In [1]:
import pyTigerGraph as tg
import numpy as np
import pandas as pd

conn = tg.TigerGraphConnection("http://3.22.188.182", graphname="KDD_2022_NFT")

In [2]:
splitter = conn.gds.vertexSplitter(v_types=["Transaction"], train=0.8, test=0.2)

KeyboardInterrupt: 

In [None]:
splitter.run()

Splitting vertices...
Vertex split finished successfully.


In [None]:
%%writefile ./seller_pagerank.gsql

CREATE QUERY seller_pagerank(BOOL print_accum = FALSE, STRING result_attr = "") {
    transactions = {Transaction.*};
    SumAccum<DOUBLE> @seller_pr;


    res = SELECT t FROM transactions:t -(NFT_SOLD_BY)-> NFT_User:u 
          ACCUM
            t.@seller_pr += u.pagerank
          POST-ACCUM
            IF result_attr != "" THEN
                t.setAttr(result_attr, t.@seller_pr)
            END;
    IF print_accum THEN
      PRINT res[res.@seller_pr];
    END;
}

Overwriting ./seller_pagerank.gsql


In [None]:
featurizer = conn.gds.featurizer()

In [None]:
featurizer.installAlgorithm("seller_pagerank", query_path="./seller_pagerank.gsql")

'seller_pagerank'

In [None]:
params = {"result_attr": "seller_pr"}

try:
    featurizer.runAlgorithm("seller_pagerank", params, feat_name="seller_pr", feat_type="DOUBLE", custom_query=True, schema_name=["Transaction"])
except ConnectionError:
    featurizer.runAlgorithm("seller_pagerank", params)

In [None]:
%%writefile ./buyer_pagerank.gsql

CREATE QUERY buyer_pagerank(BOOL print_accum = FALSE, STRING result_attr = "") {
    transactions = {Transaction.*};
    SumAccum<DOUBLE> @buyer_pr;


    res = SELECT t FROM transactions:t -(NFT_BOUGHT_BY)-> NFT_User:u 
          ACCUM
            t.@buyer_pr += u.pagerank
          POST-ACCUM
            IF result_attr != "" THEN
                t.setAttr(result_attr, t.@buyer_pr)
            END;
    IF print_accum THEN
      PRINT res[res.@buyer_pr];
    END;
}

Overwriting ./buyer_pagerank.gsql


In [None]:
featurizer.installAlgorithm("buyer_pagerank", query_path="./buyer_pagerank.gsql")

'buyer_pagerank'

In [None]:
params = {"result_attr": "buyer_pr"}

try:
    featurizer.runAlgorithm("buyer_pagerank", params, feat_name="buyer_pr", feat_type="DOUBLE", custom_query=True, schema_name=["Transaction"])
except ConnectionError:
    featurizer.runAlgorithm("buyer_pagerank", params)

In [None]:
%%writefile ./kcore_size.gsql

CREATE QUERY kcore_size(BOOL print_accum = FALSE, STRING result_attr = "") FOR GRAPH KDD_2022_NFT { 
  MapAccum<INT, SumAccum<INT>> @@kcore_size;
  
  trans = {Transaction.*};
  
  res = SELECT t FROM trans:t POST-ACCUM @@kcore_size += (t.k_core -> 1);
  
  IF print_accum THEN
    PRINT @@kcore_size;
  END;
  
  IF result_attr != "" THEN
    res = SELECT t FROM trans:t POST-ACCUM t.setAttr(result_attr, @@kcore_size.get(t.k_core));
  END;
}

Writing ./kcore_size.gsql


In [None]:
featurizer.installAlgorithm("kcore_size", query_path="./kcore_size.gsql")

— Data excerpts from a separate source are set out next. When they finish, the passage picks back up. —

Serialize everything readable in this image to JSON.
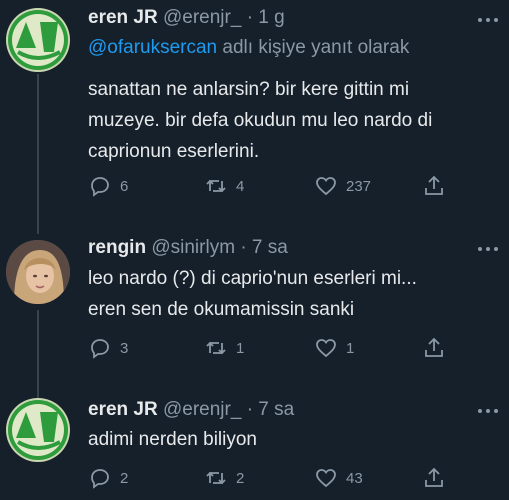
{
  "tweets": [
    {
      "name": "eren JR",
      "handle": "@erenjr_",
      "time": "· 1 g",
      "reply_prefix": "@ofaruksercan",
      "reply_suffix": " adlı kişiye yanıt olarak",
      "lines": [
        "sanattan ne anlarsin? bir kere gittin mi",
        "muzeye. bir defa okudun mu leo nardo di",
        "caprionun eserlerini."
      ],
      "replies": "6",
      "retweets": "4",
      "likes": "237"
    },
    {
      "name": "rengin",
      "handle": "@sinirlym",
      "time": "· 7 sa",
      "lines": [
        "leo nardo (?) di caprio'nun eserleri mi...",
        "eren sen de okumamissin sanki"
      ],
      "replies": "3",
      "retweets": "1",
      "likes": "1"
    },
    {
      "name": "eren JR",
      "handle": "@erenjr_",
      "time": "· 7 sa",
      "lines": [
        "adimi nerden biliyon"
      ],
      "replies": "2",
      "retweets": "2",
      "likes": "43"
    }
  ],
  "icons": {
    "reply": "reply-icon",
    "retweet": "retweet-icon",
    "like": "heart-icon",
    "share": "share-icon",
    "more": "more-icon"
  },
  "colors": {
    "background": "#15202b",
    "text": "#e7e9ea",
    "muted": "#8b98a5",
    "link": "#1d9bf0"
  }
}
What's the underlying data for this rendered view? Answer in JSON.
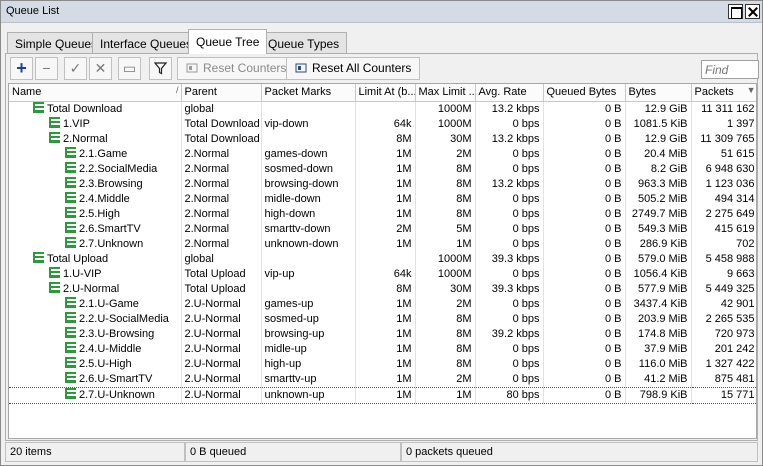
{
  "window": {
    "title": "Queue List"
  },
  "tabs": [
    {
      "label": "Simple Queues",
      "active": false
    },
    {
      "label": "Interface Queues",
      "active": false
    },
    {
      "label": "Queue Tree",
      "active": true
    },
    {
      "label": "Queue Types",
      "active": false
    }
  ],
  "toolbar": {
    "add_icon": "plus-icon",
    "remove_icon": "minus-icon",
    "enable_icon": "check-icon",
    "disable_icon": "cross-icon",
    "comment_icon": "comment-icon",
    "filter_icon": "filter-icon",
    "reset_counters": "Reset Counters",
    "reset_all_counters": "Reset All Counters",
    "find_placeholder": "Find"
  },
  "table": {
    "columns": [
      "Name",
      "Parent",
      "Packet Marks",
      "Limit At (b...",
      "Max Limit ...",
      "Avg. Rate",
      "Queued Bytes",
      "Bytes",
      "Packets"
    ],
    "rows": [
      {
        "level": 0,
        "name": "Total Download",
        "parent": "global",
        "marks": "",
        "limit_at": "",
        "max_limit": "1000M",
        "avg_rate": "13.2 kbps",
        "queued": "0 B",
        "bytes": "12.9 GiB",
        "packets": "11 311 162"
      },
      {
        "level": 1,
        "name": "1.VIP",
        "parent": "Total Download",
        "marks": "vip-down",
        "limit_at": "64k",
        "max_limit": "1000M",
        "avg_rate": "0 bps",
        "queued": "0 B",
        "bytes": "1081.5 KiB",
        "packets": "1 397"
      },
      {
        "level": 1,
        "name": "2.Normal",
        "parent": "Total Download",
        "marks": "",
        "limit_at": "8M",
        "max_limit": "30M",
        "avg_rate": "13.2 kbps",
        "queued": "0 B",
        "bytes": "12.9 GiB",
        "packets": "11 309 765"
      },
      {
        "level": 2,
        "name": "2.1.Game",
        "parent": "2.Normal",
        "marks": "games-down",
        "limit_at": "1M",
        "max_limit": "2M",
        "avg_rate": "0 bps",
        "queued": "0 B",
        "bytes": "20.4 MiB",
        "packets": "51 615"
      },
      {
        "level": 2,
        "name": "2.2.SocialMedia",
        "parent": "2.Normal",
        "marks": "sosmed-down",
        "limit_at": "1M",
        "max_limit": "8M",
        "avg_rate": "0 bps",
        "queued": "0 B",
        "bytes": "8.2 GiB",
        "packets": "6 948 630"
      },
      {
        "level": 2,
        "name": "2.3.Browsing",
        "parent": "2.Normal",
        "marks": "browsing-down",
        "limit_at": "1M",
        "max_limit": "8M",
        "avg_rate": "13.2 kbps",
        "queued": "0 B",
        "bytes": "963.3 MiB",
        "packets": "1 123 036"
      },
      {
        "level": 2,
        "name": "2.4.Middle",
        "parent": "2.Normal",
        "marks": "midle-down",
        "limit_at": "1M",
        "max_limit": "8M",
        "avg_rate": "0 bps",
        "queued": "0 B",
        "bytes": "505.2 MiB",
        "packets": "494 314"
      },
      {
        "level": 2,
        "name": "2.5.High",
        "parent": "2.Normal",
        "marks": "high-down",
        "limit_at": "1M",
        "max_limit": "8M",
        "avg_rate": "0 bps",
        "queued": "0 B",
        "bytes": "2749.7 MiB",
        "packets": "2 275 649"
      },
      {
        "level": 2,
        "name": "2.6.SmartTV",
        "parent": "2.Normal",
        "marks": "smarttv-down",
        "limit_at": "2M",
        "max_limit": "5M",
        "avg_rate": "0 bps",
        "queued": "0 B",
        "bytes": "549.3 MiB",
        "packets": "415 619"
      },
      {
        "level": 2,
        "name": "2.7.Unknown",
        "parent": "2.Normal",
        "marks": "unknown-down",
        "limit_at": "1M",
        "max_limit": "1M",
        "avg_rate": "0 bps",
        "queued": "0 B",
        "bytes": "286.9 KiB",
        "packets": "702"
      },
      {
        "level": 0,
        "name": "Total Upload",
        "parent": "global",
        "marks": "",
        "limit_at": "",
        "max_limit": "1000M",
        "avg_rate": "39.3 kbps",
        "queued": "0 B",
        "bytes": "579.0 MiB",
        "packets": "5 458 988"
      },
      {
        "level": 1,
        "name": "1.U-VIP",
        "parent": "Total Upload",
        "marks": "vip-up",
        "limit_at": "64k",
        "max_limit": "1000M",
        "avg_rate": "0 bps",
        "queued": "0 B",
        "bytes": "1056.4 KiB",
        "packets": "9 663"
      },
      {
        "level": 1,
        "name": "2.U-Normal",
        "parent": "Total Upload",
        "marks": "",
        "limit_at": "8M",
        "max_limit": "30M",
        "avg_rate": "39.3 kbps",
        "queued": "0 B",
        "bytes": "577.9 MiB",
        "packets": "5 449 325"
      },
      {
        "level": 2,
        "name": "2.1.U-Game",
        "parent": "2.U-Normal",
        "marks": "games-up",
        "limit_at": "1M",
        "max_limit": "2M",
        "avg_rate": "0 bps",
        "queued": "0 B",
        "bytes": "3437.4 KiB",
        "packets": "42 901"
      },
      {
        "level": 2,
        "name": "2.2.U-SocialMedia",
        "parent": "2.U-Normal",
        "marks": "sosmed-up",
        "limit_at": "1M",
        "max_limit": "8M",
        "avg_rate": "0 bps",
        "queued": "0 B",
        "bytes": "203.9 MiB",
        "packets": "2 265 535"
      },
      {
        "level": 2,
        "name": "2.3.U-Browsing",
        "parent": "2.U-Normal",
        "marks": "browsing-up",
        "limit_at": "1M",
        "max_limit": "8M",
        "avg_rate": "39.2 kbps",
        "queued": "0 B",
        "bytes": "174.8 MiB",
        "packets": "720 973"
      },
      {
        "level": 2,
        "name": "2.4.U-Middle",
        "parent": "2.U-Normal",
        "marks": "midle-up",
        "limit_at": "1M",
        "max_limit": "8M",
        "avg_rate": "0 bps",
        "queued": "0 B",
        "bytes": "37.9 MiB",
        "packets": "201 242"
      },
      {
        "level": 2,
        "name": "2.5.U-High",
        "parent": "2.U-Normal",
        "marks": "high-up",
        "limit_at": "1M",
        "max_limit": "8M",
        "avg_rate": "0 bps",
        "queued": "0 B",
        "bytes": "116.0 MiB",
        "packets": "1 327 422"
      },
      {
        "level": 2,
        "name": "2.6.U-SmartTV",
        "parent": "2.U-Normal",
        "marks": "smarttv-up",
        "limit_at": "1M",
        "max_limit": "2M",
        "avg_rate": "0 bps",
        "queued": "0 B",
        "bytes": "41.2 MiB",
        "packets": "875 481"
      },
      {
        "level": 2,
        "name": "2.7.U-Unknown",
        "parent": "2.U-Normal",
        "marks": "unknown-up",
        "limit_at": "1M",
        "max_limit": "1M",
        "avg_rate": "80 bps",
        "queued": "0 B",
        "bytes": "798.9 KiB",
        "packets": "15 771",
        "selected": true
      }
    ]
  },
  "status": {
    "items": "20 items",
    "queued_bytes": "0 B queued",
    "queued_packets": "0 packets queued"
  },
  "colors": {
    "queue_icon": "#2a9a3a",
    "add_icon": "#1f3f9a"
  }
}
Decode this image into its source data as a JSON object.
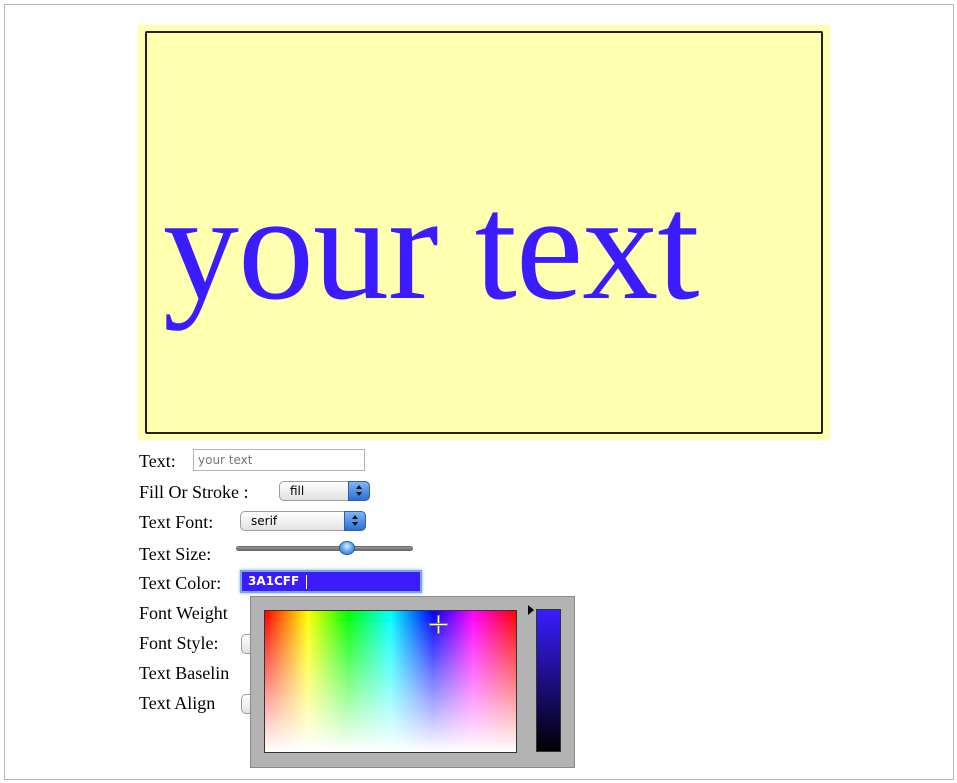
{
  "canvas": {
    "display_text": "your text",
    "background": "#ffffb0",
    "text_color": "#3a1cff"
  },
  "form": {
    "text_label": "Text:",
    "text_placeholder": "your text",
    "fill_stroke_label": "Fill Or Stroke :",
    "fill_stroke_value": "fill",
    "font_label": "Text Font:",
    "font_value": "serif",
    "size_label": "Text Size:",
    "size_level_fraction": 0.62,
    "color_label": "Text Color:",
    "color_value": "3A1CFF",
    "weight_label": "Font Weight",
    "style_label": "Font Style:",
    "baseline_label": "Text Baselin",
    "align_label": "Text Align"
  },
  "color_picker": {
    "selected_color": "#3a1cff"
  }
}
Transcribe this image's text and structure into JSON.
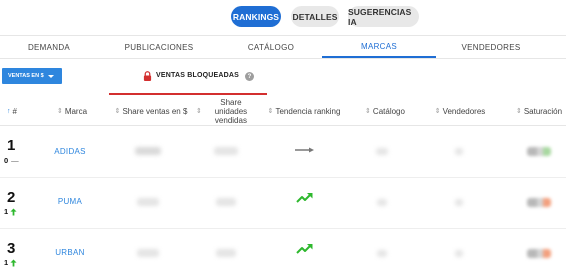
{
  "top_buttons": [
    {
      "label": "RANKINGS",
      "active": true
    },
    {
      "label": "DETALLES",
      "active": false
    },
    {
      "label": "SUGERENCIAS IA",
      "active": false
    }
  ],
  "tabs": [
    {
      "label": "DEMANDA",
      "active": false
    },
    {
      "label": "PUBLICACIONES",
      "active": false
    },
    {
      "label": "CATÁLOGO",
      "active": false
    },
    {
      "label": "MARCAS",
      "active": true
    },
    {
      "label": "VENDEDORES",
      "active": false
    }
  ],
  "filter": {
    "label": "VENTAS EN $"
  },
  "locked_notice": {
    "label": "VENTAS BLOQUEADAS",
    "help": "?"
  },
  "columns": {
    "rank": "#",
    "brand": "Marca",
    "share_sales": "Share ventas en $",
    "share_units": "Share unidades vendidas",
    "trend": "Tendencia ranking",
    "catalog": "Catálogo",
    "sellers": "Vendedores",
    "saturation": "Saturación"
  },
  "rows": [
    {
      "rank": "1",
      "change": "0",
      "change_dir": "none",
      "change_symbol": "—",
      "brand": "ADIDAS",
      "trend": "flat"
    },
    {
      "rank": "2",
      "change": "1",
      "change_dir": "up",
      "change_symbol": "",
      "brand": "PUMA",
      "trend": "up"
    },
    {
      "rank": "3",
      "change": "1",
      "change_dir": "up",
      "change_symbol": "",
      "brand": "URBAN",
      "trend": "up"
    }
  ],
  "colors": {
    "primary": "#1f6ed4",
    "link": "#2e86de",
    "locked_accent": "#d32f2f",
    "trend_up": "#2eb82e",
    "trend_flat": "#777777"
  }
}
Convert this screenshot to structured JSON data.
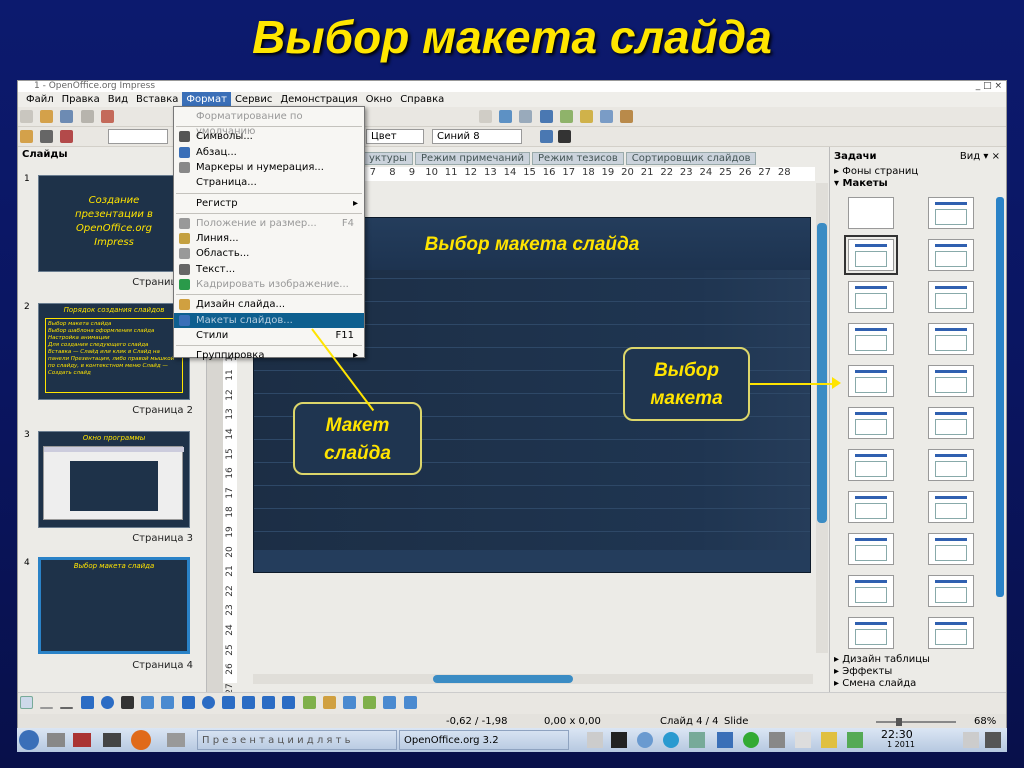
{
  "page_title": "Выбор макета слайда",
  "window": {
    "title": "1 - OpenOffice.org Impress",
    "controls": "_ □ ×"
  },
  "menubar": [
    "Файл",
    "Правка",
    "Вид",
    "Вставка",
    "Формат",
    "Сервис",
    "Демонстрация",
    "Окно",
    "Справка"
  ],
  "toolbar2": {
    "color_mode": "Цвет",
    "line_color": "Синий 8"
  },
  "slides_panel": {
    "header": "Слайды",
    "slides": [
      {
        "num": "1",
        "title": "Создание презентации в OpenOffice.org Impress",
        "caption": "Страница 1"
      },
      {
        "num": "2",
        "title": "Порядок создания слайдов",
        "caption": "Страница 2",
        "bullets": [
          "Выбор макета слайда",
          "Выбор шаблона оформления слайда",
          "Настройка анимации",
          "Для создания следующего слайда",
          "Вставка — Слайд или клик в Слайд на панели Презентация, либо правой мышкой по слайду, в контекстном меню Слайд — Создать слайд"
        ]
      },
      {
        "num": "3",
        "title": "Окно программы",
        "caption": "Страница 3"
      },
      {
        "num": "4",
        "title": "Выбор макета слайда",
        "caption": "Страница 4"
      }
    ]
  },
  "view_tabs": [
    "уктуры",
    "Режим примечаний",
    "Режим тезисов",
    "Сортировщик слайдов"
  ],
  "ruler_marks": [
    "7",
    "8",
    "9",
    "10",
    "11",
    "12",
    "13",
    "14",
    "15",
    "16",
    "17",
    "18",
    "19",
    "20",
    "21",
    "22",
    "23",
    "24",
    "25",
    "26",
    "27",
    "28"
  ],
  "vruler_marks": [
    "9",
    "10",
    "11",
    "12",
    "13",
    "14",
    "15",
    "16",
    "17",
    "18",
    "19",
    "20",
    "21",
    "22",
    "23",
    "24",
    "25",
    "26",
    "27"
  ],
  "slide": {
    "title": "Выбор макета слайда"
  },
  "callouts": {
    "layout": "Макет слайда",
    "choose": "Выбор макета"
  },
  "format_menu": [
    {
      "label": "Форматирование по умолчанию",
      "disabled": true
    },
    {
      "sep": true
    },
    {
      "label": "Символы...",
      "icon": "font-icon"
    },
    {
      "label": "Абзац...",
      "icon": "paragraph-icon"
    },
    {
      "label": "Маркеры и нумерация...",
      "icon": "bullets-icon"
    },
    {
      "label": "Страница..."
    },
    {
      "sep": true
    },
    {
      "label": "Регистр",
      "submenu": true
    },
    {
      "sep": true
    },
    {
      "label": "Положение и размер...",
      "shortcut": "F4",
      "disabled": true,
      "icon": "position-icon"
    },
    {
      "label": "Линия...",
      "icon": "line-icon"
    },
    {
      "label": "Область...",
      "icon": "area-icon"
    },
    {
      "label": "Текст...",
      "icon": "text-icon"
    },
    {
      "label": "Кадрировать изображение...",
      "disabled": true,
      "icon": "crop-icon"
    },
    {
      "sep": true
    },
    {
      "label": "Дизайн слайда...",
      "icon": "design-icon"
    },
    {
      "label": "Макеты слайдов...",
      "highlight": true,
      "icon": "layouts-icon"
    },
    {
      "label": "Стили",
      "shortcut": "F11"
    },
    {
      "sep": true
    },
    {
      "label": "Группировка",
      "submenu": true
    }
  ],
  "tasks": {
    "header": "Задачи",
    "view": "Вид",
    "backgrounds": "Фоны страниц",
    "layouts": "Макеты",
    "table_design": "Дизайн таблицы",
    "effects": "Эффекты",
    "transition": "Смена слайда"
  },
  "status": {
    "pos": "-0,62 / -1,98",
    "size": "0,00 x 0,00",
    "slide": "Слайд 4 / 4",
    "layout": "Slide",
    "zoom": "68%"
  },
  "taskbar": {
    "item1": "П р е з е н т а ц и и  д л я  т ь",
    "item2": "OpenOffice.org 3.2",
    "time": "22:30",
    "date": "1 2011"
  },
  "colors": {
    "title": "#ffe600",
    "accent": "#3b8cc4",
    "menu_hl": "#0e5f8f"
  }
}
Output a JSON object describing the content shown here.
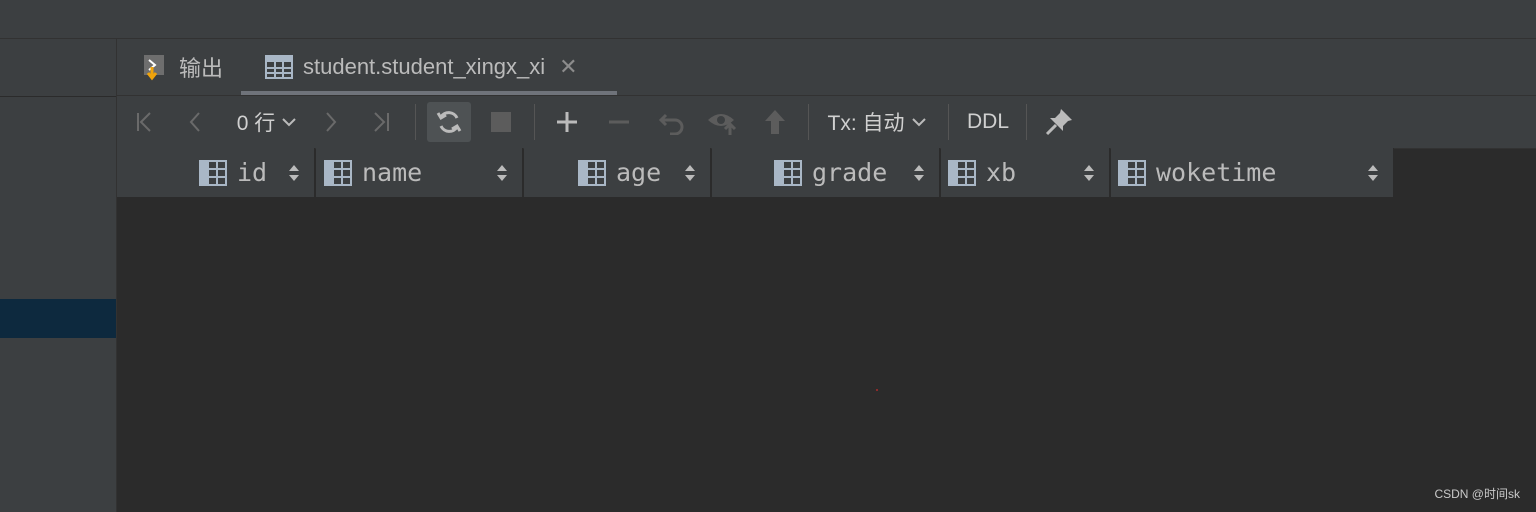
{
  "tabs": [
    {
      "label": "输出",
      "icon": "output-icon"
    },
    {
      "label": "student.student_xingx_xi",
      "icon": "table-icon"
    }
  ],
  "toolbar": {
    "rows_label": "0 行",
    "tx_label": "Tx: 自动",
    "ddl_label": "DDL"
  },
  "columns": [
    {
      "name": "id"
    },
    {
      "name": "name"
    },
    {
      "name": "age"
    },
    {
      "name": "grade"
    },
    {
      "name": "xb"
    },
    {
      "name": "woketime"
    }
  ],
  "watermark": "CSDN @时间sk",
  "colors": {
    "background": "#2b2b2b",
    "panel": "#3c3f41",
    "selection": "#0d293e"
  }
}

Installing and optimizing the queries, it might take a minute


'kcore_size'

In [None]:
params = {"result_attr": "kcore_size"}

try:
    featurizer.runAlgorithm("kcore_size", params, feat_name="kcore_size", feat_type="INT", custom_query=True, schema_name=["Transaction"])
except ConnectionError:
    featurizer.runAlgorithm("kcore_size", params, custom_query=True)

In [None]:
tmp = conn.getSchema(force=True)

In [None]:
train_loader = conn.gds.vertexLoader(
    attributes={"Transaction": ["kcore_size", "usd_price", "seller_pr", "buyer_pr"]},
    filter_by="train",
    batch_size=128
)

Installing and optimizing queries. It might take a minute if this is the first time you use this loader.
Query installation finished.


In [None]:
import torch

nn = torch.nn.Sequential(
    torch.nn.Linear(3, 1000),
    torch.nn.ReLU(),
    torch.nn.Linear(1000, 100),
    torch.nn.ReLU(),
    torch.nn.Linear(100, 10),
    torch.nn.ReLU(),
    torch.nn.Linear(10, 1)
)

from torch.optim import Adam

opt = Adam(nn.parameters(), lr=0.01)
loss = torch.nn.SmoothL1Loss()
mae = torch.nn.L1Loss()

In [None]:
def r2_loss(output, target):
    target_mean = torch.mean(target)
    ss_tot = torch.sum((target - target_mean) ** 2)
    ss_res = torch.sum((target - output) ** 2)
    r2 = 1 - ss_res / ss_tot
    return r2

In [None]:
import numpy as np

In [None]:
for i in range(200):
    epoch_loss = 0
    epoch_mae = 0
    epoch_r2 = 0
    for batch in train_loader:
        X = torch.tensor(batch["Transaction"][["kcore_size", "seller_pr", "buyer_pr", "categoryOneHot", "collectionOneHot"]].values.astype(np.float32))
        y = torch.tensor(batch["Transaction"]["usd_price"].values.astype(np.float32))
        out = nn(X).flatten()
        loss_val = loss(out, y)
        opt.zero_grad()
        loss_val.backward()
        opt.step()
        epoch_loss += loss_val.item()
        epoch_mae += mae(out, y).item()
        epoch_r2 += r2_loss(out, y).item()
    print("Loss:", epoch_loss/train_loader.num_batches, "MAE:", epoch_mae/train_loader.num_batches, "R2:", epoch_r2/train_loader.num_batches)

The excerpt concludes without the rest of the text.